Françoise Crémont, Frankie (Isabelle Huppert) to her family and friends, organizes a trip to Sintra, Portugal, a last hurrah as cancer takes its toll on her body. Director Ira Sachs’ “Frankie” takes place over the course of a single day on this trip. Co-written by Sachs and Mauricio Zacharias, the film explores the various conflicts faced by this group of people – in addition to Frankie there’s her husband Jimmy (Brendan Gleeson), son Paul (Jérémie Renier), Paul’s father and Frankie’s ex-husband Michel (Pascal Greggory), Jimmy’s daughter Sylvia (Vinette Robinson) and her husband, Ian (Ariyon Bakare), and daughter, Maya (Sennia), and Frankie’s friend Ilene (Marisa Tomei) with her boyfriend Gary (Greg Kinnear) in tow – as they go about their day. From that list of characters, you can probably decipher that attempting to figure out the relationships between all these people will take up a good portion of your viewing time.



Sachs’ movie takes on soap-operatic undertones as each characters’ various subplots unfold throughout the movie. Unfortunately, these subplots don’t add up to much of anything interesting. They all feel like filler – an attempt to drag out the run time longer than necessary. The subplots, people going about their daily lives, feel unnecessary (Frankie playing matchmaker, Sylvia and Ian arguing about a potential divorce, Maya going to the beach and meeting a boy, and Ilene and Gary discussing taking their relationship to the next level). Yawn. “Frankie” would have worked better as a short rather than a feature.

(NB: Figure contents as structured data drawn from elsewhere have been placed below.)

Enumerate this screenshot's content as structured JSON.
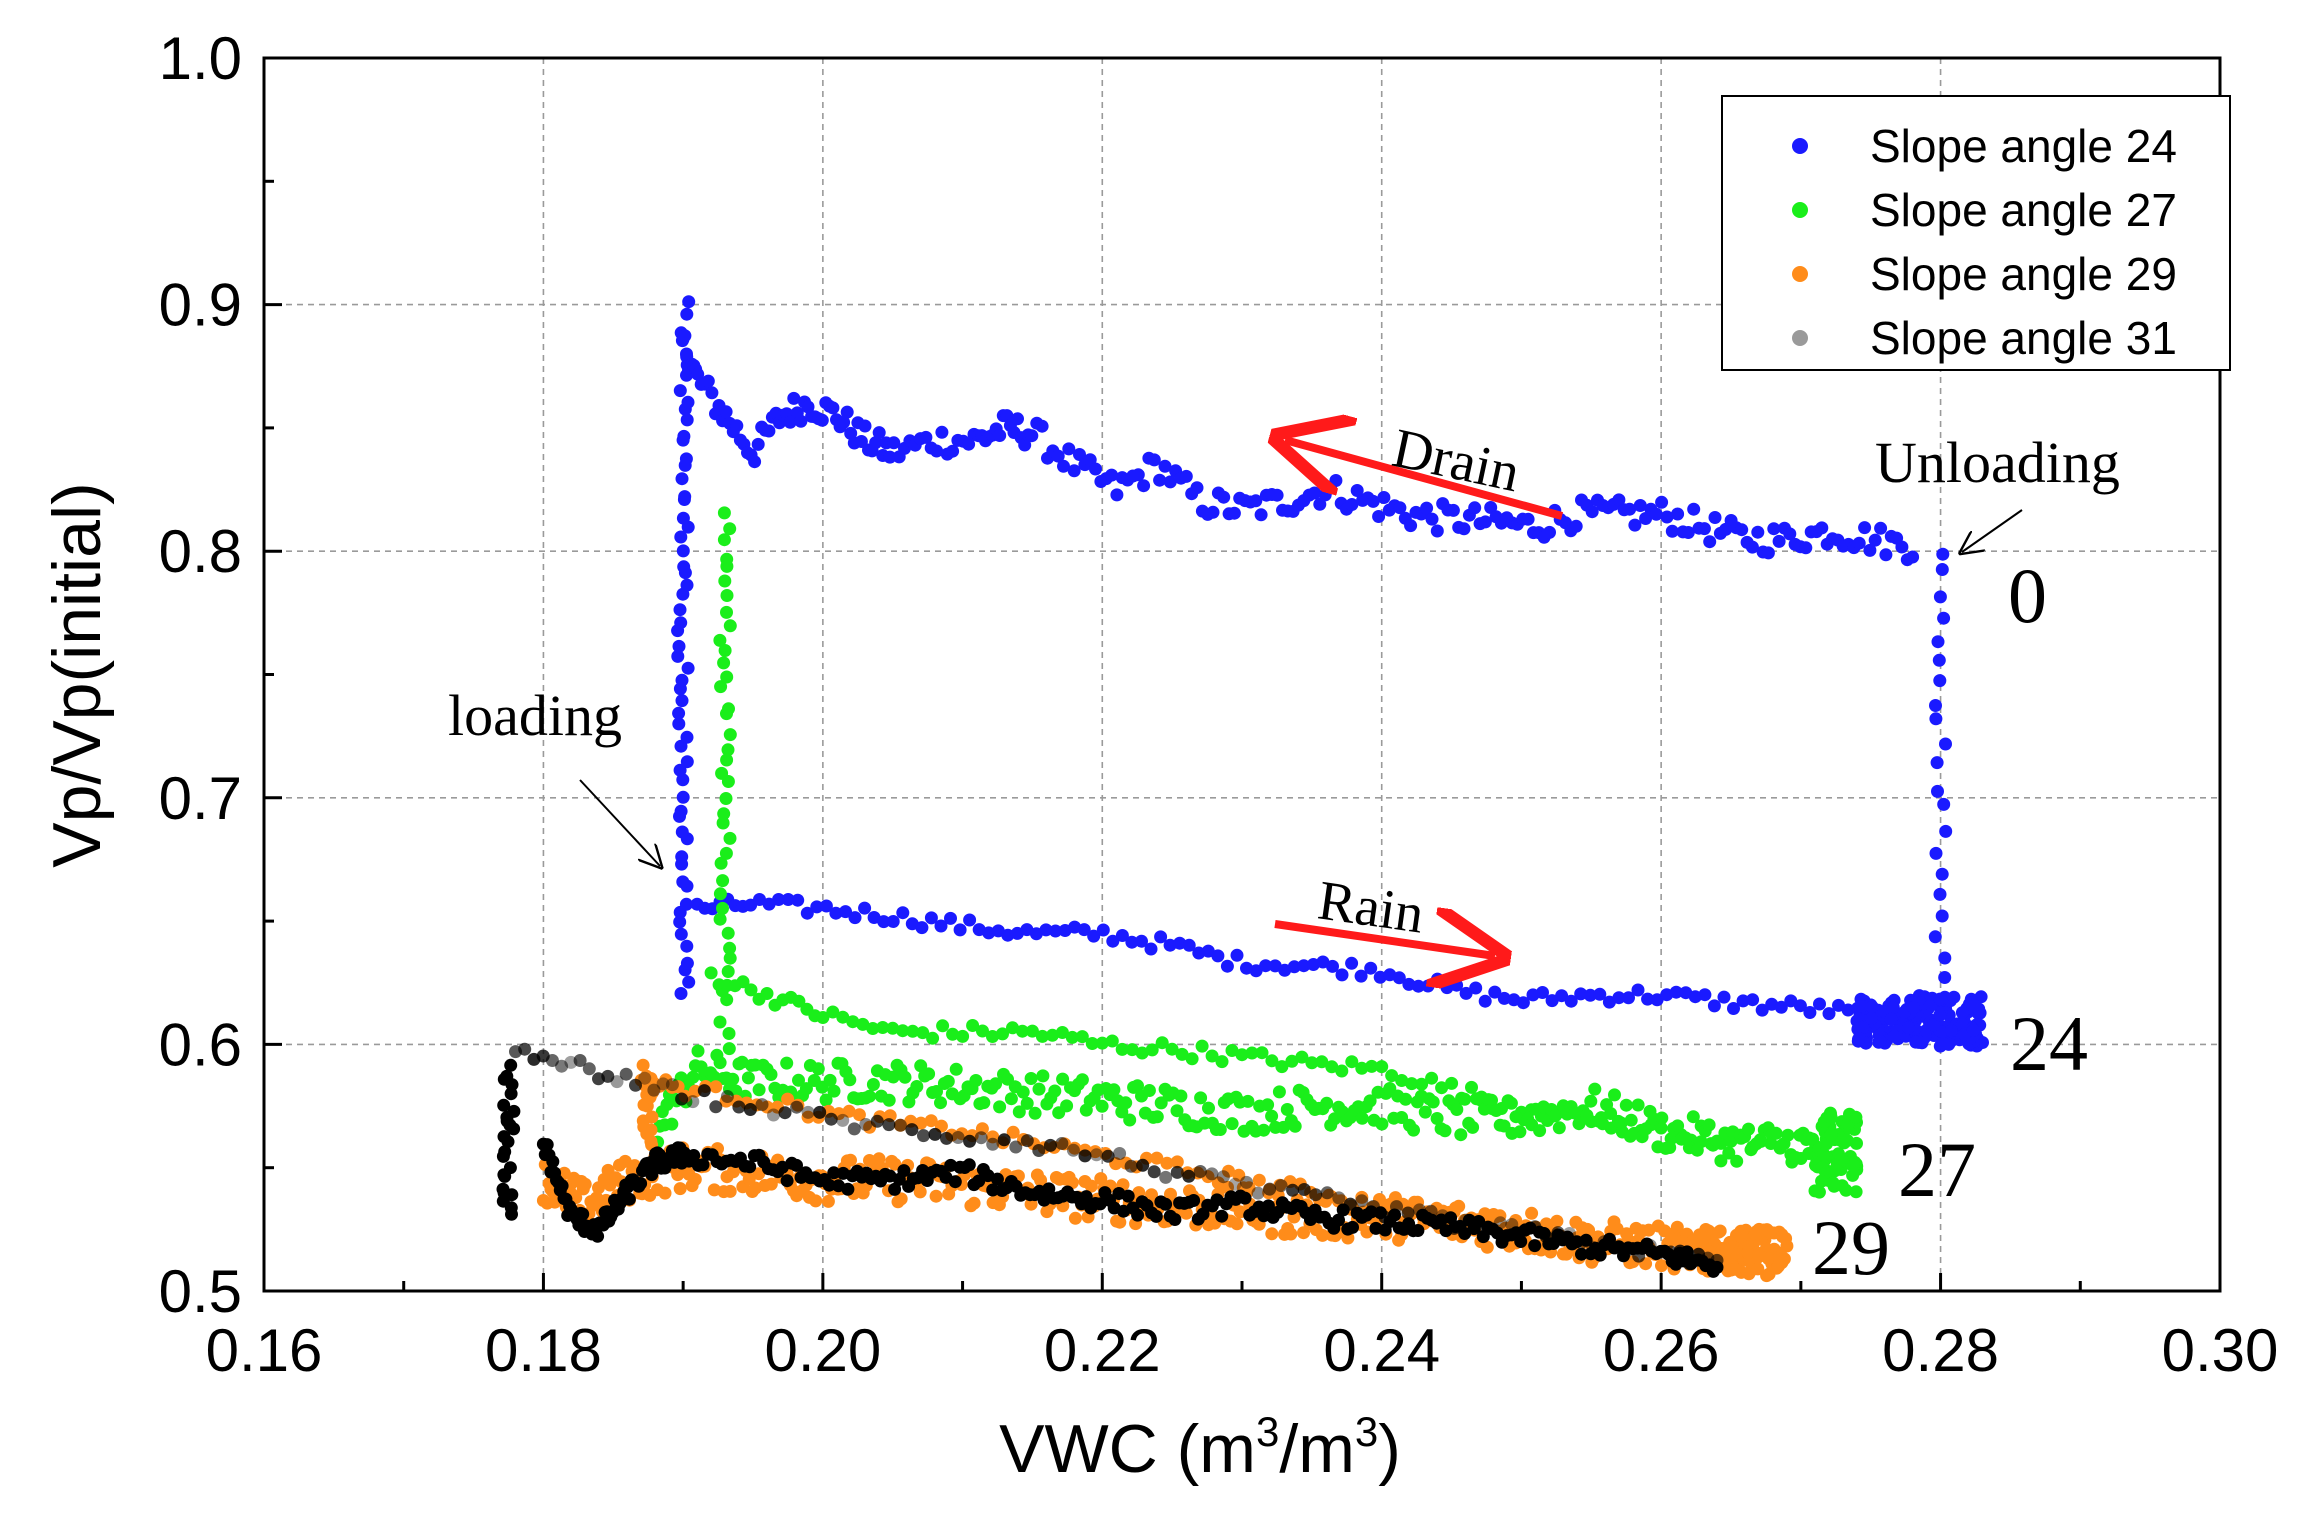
{
  "chart_data": {
    "type": "scatter",
    "title": "",
    "xlabel": "VWC (m",
    "xlabel_sup1": "3",
    "xlabel_mid": "/m",
    "xlabel_sup2": "3",
    "xlabel_end": ")",
    "ylabel": "Vp/Vp(initial)",
    "xlim": [
      0.16,
      0.3
    ],
    "ylim": [
      0.5,
      1.0
    ],
    "x_ticks": [
      "0.16",
      "0.18",
      "0.20",
      "0.22",
      "0.24",
      "0.26",
      "0.28",
      "0.30"
    ],
    "y_ticks": [
      "0.5",
      "0.6",
      "0.7",
      "0.8",
      "0.9",
      "1.0"
    ],
    "grid": true,
    "legend_position": "top-right",
    "series": [
      {
        "name": "Slope angle 24",
        "color": "#1a1aff",
        "segments": [
          {
            "role": "loading",
            "x": [
              0.19,
              0.19
            ],
            "y": [
              0.62,
              0.9
            ],
            "n": 60
          },
          {
            "role": "drain",
            "x": [
              0.19,
              0.191,
              0.193,
              0.195,
              0.197,
              0.199,
              0.201,
              0.203,
              0.205,
              0.208,
              0.211,
              0.213,
              0.215,
              0.218,
              0.221,
              0.224,
              0.227,
              0.23,
              0.233,
              0.236,
              0.239,
              0.242,
              0.245,
              0.248,
              0.251,
              0.254,
              0.257,
              0.26,
              0.263,
              0.266,
              0.269,
              0.272,
              0.275,
              0.278
            ],
            "y": [
              0.885,
              0.87,
              0.855,
              0.84,
              0.855,
              0.86,
              0.855,
              0.845,
              0.84,
              0.845,
              0.845,
              0.85,
              0.848,
              0.835,
              0.825,
              0.835,
              0.82,
              0.817,
              0.82,
              0.825,
              0.82,
              0.815,
              0.813,
              0.812,
              0.81,
              0.815,
              0.815,
              0.815,
              0.81,
              0.805,
              0.805,
              0.808,
              0.805,
              0.802
            ],
            "jitter": 0.006,
            "n": 260
          },
          {
            "role": "unloading",
            "x": [
              0.28,
              0.28
            ],
            "y": [
              0.8,
              0.6
            ],
            "n": 24
          },
          {
            "role": "rain",
            "x": [
              0.191,
              0.195,
              0.2,
              0.205,
              0.21,
              0.215,
              0.22,
              0.225,
              0.23,
              0.235,
              0.24,
              0.245,
              0.25,
              0.255,
              0.26,
              0.265,
              0.27,
              0.275,
              0.28,
              0.283
            ],
            "y": [
              0.655,
              0.657,
              0.655,
              0.652,
              0.648,
              0.645,
              0.645,
              0.64,
              0.633,
              0.632,
              0.63,
              0.622,
              0.618,
              0.62,
              0.62,
              0.617,
              0.615,
              0.612,
              0.605,
              0.6
            ],
            "jitter": 0.003,
            "n": 140
          },
          {
            "role": "tail",
            "x": [
              0.274,
              0.283
            ],
            "y": [
              0.6,
              0.62
            ],
            "jitter": 0.012,
            "n": 160
          }
        ]
      },
      {
        "name": "Slope angle 27",
        "color": "#1aee1a",
        "segments": [
          {
            "role": "loading",
            "x": [
              0.193,
              0.193
            ],
            "y": [
              0.6,
              0.815
            ],
            "n": 40
          },
          {
            "role": "upper",
            "x": [
              0.192,
              0.196,
              0.2,
              0.205,
              0.21,
              0.215,
              0.22,
              0.225,
              0.23,
              0.235,
              0.24,
              0.245,
              0.25,
              0.255,
              0.26,
              0.265,
              0.27,
              0.274
            ],
            "y": [
              0.628,
              0.62,
              0.612,
              0.605,
              0.605,
              0.605,
              0.6,
              0.598,
              0.595,
              0.592,
              0.59,
              0.582,
              0.575,
              0.57,
              0.565,
              0.56,
              0.555,
              0.55
            ],
            "jitter": 0.003,
            "n": 120
          },
          {
            "role": "lower",
            "x": [
              0.188,
              0.191,
              0.195,
              0.2,
              0.205,
              0.21,
              0.215,
              0.22,
              0.225,
              0.23,
              0.235,
              0.24,
              0.245,
              0.25,
              0.255,
              0.26,
              0.265,
              0.27,
              0.274
            ],
            "y": [
              0.565,
              0.59,
              0.585,
              0.585,
              0.585,
              0.583,
              0.58,
              0.578,
              0.575,
              0.572,
              0.575,
              0.575,
              0.57,
              0.57,
              0.575,
              0.565,
              0.56,
              0.56,
              0.555
            ],
            "jitter": 0.008,
            "n": 320
          },
          {
            "role": "tail",
            "x": [
              0.271,
              0.274
            ],
            "y": [
              0.54,
              0.575
            ],
            "jitter": 0.01,
            "n": 60
          }
        ]
      },
      {
        "name": "Slope angle 29",
        "color": "#ff8c1a",
        "segments": [
          {
            "role": "start",
            "x": [
              0.1875,
              0.1875
            ],
            "y": [
              0.56,
              0.59
            ],
            "n": 16
          },
          {
            "role": "upper",
            "x": [
              0.187,
              0.19,
              0.195,
              0.2,
              0.205,
              0.21,
              0.215,
              0.22,
              0.225,
              0.23,
              0.235,
              0.24,
              0.245,
              0.25,
              0.255,
              0.26,
              0.265
            ],
            "y": [
              0.585,
              0.582,
              0.578,
              0.572,
              0.568,
              0.565,
              0.56,
              0.555,
              0.55,
              0.545,
              0.54,
              0.535,
              0.53,
              0.527,
              0.522,
              0.518,
              0.515
            ],
            "jitter": 0.003,
            "n": 110
          },
          {
            "role": "lower",
            "x": [
              0.18,
              0.183,
              0.186,
              0.19,
              0.195,
              0.2,
              0.205,
              0.21,
              0.215,
              0.22,
              0.225,
              0.23,
              0.235,
              0.24,
              0.245,
              0.25,
              0.255,
              0.26,
              0.265,
              0.269
            ],
            "y": [
              0.545,
              0.535,
              0.545,
              0.55,
              0.548,
              0.545,
              0.545,
              0.543,
              0.54,
              0.537,
              0.535,
              0.533,
              0.53,
              0.53,
              0.528,
              0.525,
              0.52,
              0.518,
              0.515,
              0.515
            ],
            "jitter": 0.009,
            "n": 420
          },
          {
            "role": "tail",
            "x": [
              0.263,
              0.269
            ],
            "y": [
              0.508,
              0.525
            ],
            "jitter": 0.006,
            "n": 80
          }
        ]
      },
      {
        "name": "Slope angle 31",
        "color": "#000000",
        "segments": [
          {
            "role": "start",
            "x": [
              0.1775,
              0.1775
            ],
            "y": [
              0.53,
              0.59
            ],
            "n": 24
          },
          {
            "role": "upper",
            "x": [
              0.178,
              0.182,
              0.186,
              0.19,
              0.195,
              0.2,
              0.205,
              0.21,
              0.215,
              0.22,
              0.225,
              0.23,
              0.235,
              0.24,
              0.245,
              0.25,
              0.255,
              0.26,
              0.264
            ],
            "y": [
              0.596,
              0.592,
              0.585,
              0.58,
              0.575,
              0.57,
              0.566,
              0.563,
              0.56,
              0.555,
              0.548,
              0.542,
              0.538,
              0.533,
              0.528,
              0.524,
              0.52,
              0.515,
              0.512
            ],
            "jitter": 0.003,
            "n": 110
          },
          {
            "role": "lower",
            "x": [
              0.18,
              0.182,
              0.184,
              0.186,
              0.188,
              0.19,
              0.195,
              0.2,
              0.205,
              0.21,
              0.215,
              0.22,
              0.225,
              0.23,
              0.235,
              0.24,
              0.245,
              0.25,
              0.255,
              0.26,
              0.264
            ],
            "y": [
              0.56,
              0.53,
              0.525,
              0.54,
              0.552,
              0.555,
              0.552,
              0.545,
              0.545,
              0.548,
              0.54,
              0.537,
              0.532,
              0.535,
              0.53,
              0.528,
              0.526,
              0.522,
              0.518,
              0.515,
              0.51
            ],
            "jitter": 0.004,
            "n": 300
          }
        ]
      }
    ],
    "annotations": {
      "drain": "Drain",
      "rain": "Rain",
      "unloading": "Unloading",
      "loading": "loading",
      "label_0": "0",
      "label_24": "24",
      "label_27": "27",
      "label_29": "29",
      "arrow_color": "#ff1a1a"
    }
  }
}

It doesn’t help that the dialogue and acting are terrible. The cast’s lines sound unnatural and are spoken as if read from cue cards. It sounds robotic as they deliver lines without proper inflection. Who was responsible for writing the dialogue in this movie? They had to have noticed how wooden this all sounded as they were filming. Surely, Sachs could tell how the actor’s delivery of it was making it even more bizarre. Due to this, none of the performances work. The acting feels phoned in. Why should we care about these people?



Even the photography and sets seem to have been lazily chosen. The cinematography is rote, it gets the job done but barely. Scenes often look overblown like the brightness has been turned up way too high, playing into the artificiality of the movie. “Frankie” doesn’t even offer a pleasing view of Portugal’s scenery. The backgrounds are often busy, frequently causing difficulty in focusing on scenes.



“Frankie” doesn’t ever build to anything. Individual storylines are closed out but nothing ever comes together to create a cohesive whole. The final scene offers no revelations or closure, dragged out to an unbearable length before finally fading to black. Was there even a point to this movie? My advice, avoid this one.